One bill, HF 210, calls for appropriating $409 million over five years to make two-lane sections of the road into four-lane sections, thereby making the highway a four-lane continuous stretch from Rochester to New Ulm.
The second bill, HF 211, calls for including the Highway 14 projects in the Minnesota Department of Transportation’s 20-year transportation plan.
Rep. Kathy Brynaert, DFL-Mankato, is the lead author of both bills but is joined by many other area representatives of both parties.
The funding bill has specific language appropriating the money from the Trunk Highway Fund, but Brynaert notes that is more of a starting point in a larger discussion about possible new funding mechanisms for what are becoming known as corridors of commerce. It will not likely be appropriated in the traditional way.
But there are positive signs there is growing support for completing this important road project. Both chairs of House and Senate transportation committee wanted a bill that included the cost of the project.
Brynaert says Rep. Frank Hornstein, chair of the House Transportation Finance Committee, is working on finding a funding mechanism for the so-called corridors of commerce. He visited with Mankato leaders Friday and proposed a 5-cent per gallon gas tax increase to fund projects such as Highway 14.

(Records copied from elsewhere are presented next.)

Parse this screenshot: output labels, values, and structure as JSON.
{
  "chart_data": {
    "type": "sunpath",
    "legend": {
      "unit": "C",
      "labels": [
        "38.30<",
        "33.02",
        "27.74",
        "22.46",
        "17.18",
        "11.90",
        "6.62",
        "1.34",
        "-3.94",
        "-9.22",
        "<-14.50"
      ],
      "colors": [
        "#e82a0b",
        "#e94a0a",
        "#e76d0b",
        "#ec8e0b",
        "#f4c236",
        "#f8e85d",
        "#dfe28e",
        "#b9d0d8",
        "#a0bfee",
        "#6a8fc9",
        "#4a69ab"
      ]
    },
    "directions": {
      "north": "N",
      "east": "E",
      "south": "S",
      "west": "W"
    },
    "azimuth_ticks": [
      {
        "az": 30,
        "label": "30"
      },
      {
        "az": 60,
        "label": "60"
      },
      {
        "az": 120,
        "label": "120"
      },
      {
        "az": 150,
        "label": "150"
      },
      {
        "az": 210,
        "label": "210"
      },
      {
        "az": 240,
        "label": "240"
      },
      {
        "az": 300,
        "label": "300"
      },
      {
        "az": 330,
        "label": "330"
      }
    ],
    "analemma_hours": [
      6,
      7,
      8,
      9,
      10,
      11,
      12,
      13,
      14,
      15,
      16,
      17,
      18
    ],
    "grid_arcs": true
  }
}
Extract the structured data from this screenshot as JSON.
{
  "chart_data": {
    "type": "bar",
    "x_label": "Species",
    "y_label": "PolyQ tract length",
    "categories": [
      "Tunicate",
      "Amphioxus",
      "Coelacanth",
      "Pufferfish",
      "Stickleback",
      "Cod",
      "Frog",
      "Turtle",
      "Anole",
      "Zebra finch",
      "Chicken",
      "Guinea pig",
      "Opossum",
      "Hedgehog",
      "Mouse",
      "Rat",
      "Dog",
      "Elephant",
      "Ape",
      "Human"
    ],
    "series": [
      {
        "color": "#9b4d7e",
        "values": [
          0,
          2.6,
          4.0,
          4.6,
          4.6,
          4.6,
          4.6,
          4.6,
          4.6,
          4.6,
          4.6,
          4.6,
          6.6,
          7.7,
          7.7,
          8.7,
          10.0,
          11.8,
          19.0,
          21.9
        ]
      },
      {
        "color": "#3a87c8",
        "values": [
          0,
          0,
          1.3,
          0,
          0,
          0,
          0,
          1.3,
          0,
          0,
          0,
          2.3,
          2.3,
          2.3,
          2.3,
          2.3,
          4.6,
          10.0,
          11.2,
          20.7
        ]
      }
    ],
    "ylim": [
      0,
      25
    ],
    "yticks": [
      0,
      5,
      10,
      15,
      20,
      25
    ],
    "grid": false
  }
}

The second bill that calls for Highway 14 to be put in MnDOT’s 20-year plan requires it be left in the plan until the project is completed. It also says MnDOT may not delay the project unless it notifies legislative leadership of the committee with jurisdiction over road funding.
Both bills have been heard and discussed in House transportation committees and are moving through the legislative process. Local officials from Owatonna to Mankato have testified in their favor.
Taken together, these two initiatives represent the biggest push yet to complete Highway 14 safety and development projects after decades of fighting for them. For years, cities and counties and residents and businesses have lobbied for an improved and safer Highway 14. With a strong push from all those groups again, and more, there is a real chance this project can happen.
There already has been some success in this regard. Gov. Mark Dayton last year after hearing from residents, legislators and businesses about the dire needs of Highway 14, approved a four-lane expansion from North Mankato to Nicollet.
That was a response in part to a 2010 Free Press series that showed part of Highway 14 had a fatality rate twice the state average and a follow-up independent report by MnDOT that showed parts of it had a fatality rate three times the state average.
Now the timing seems right to push for full funding of completion of the four-lane from Rochester to New Ulm, including unfinished pieces between Owatonna and Dodge Center and Nicollet and New Ulm.
The projects would not only vastly improve safety and save lives but leverage an economic development boom across southern Minnesota.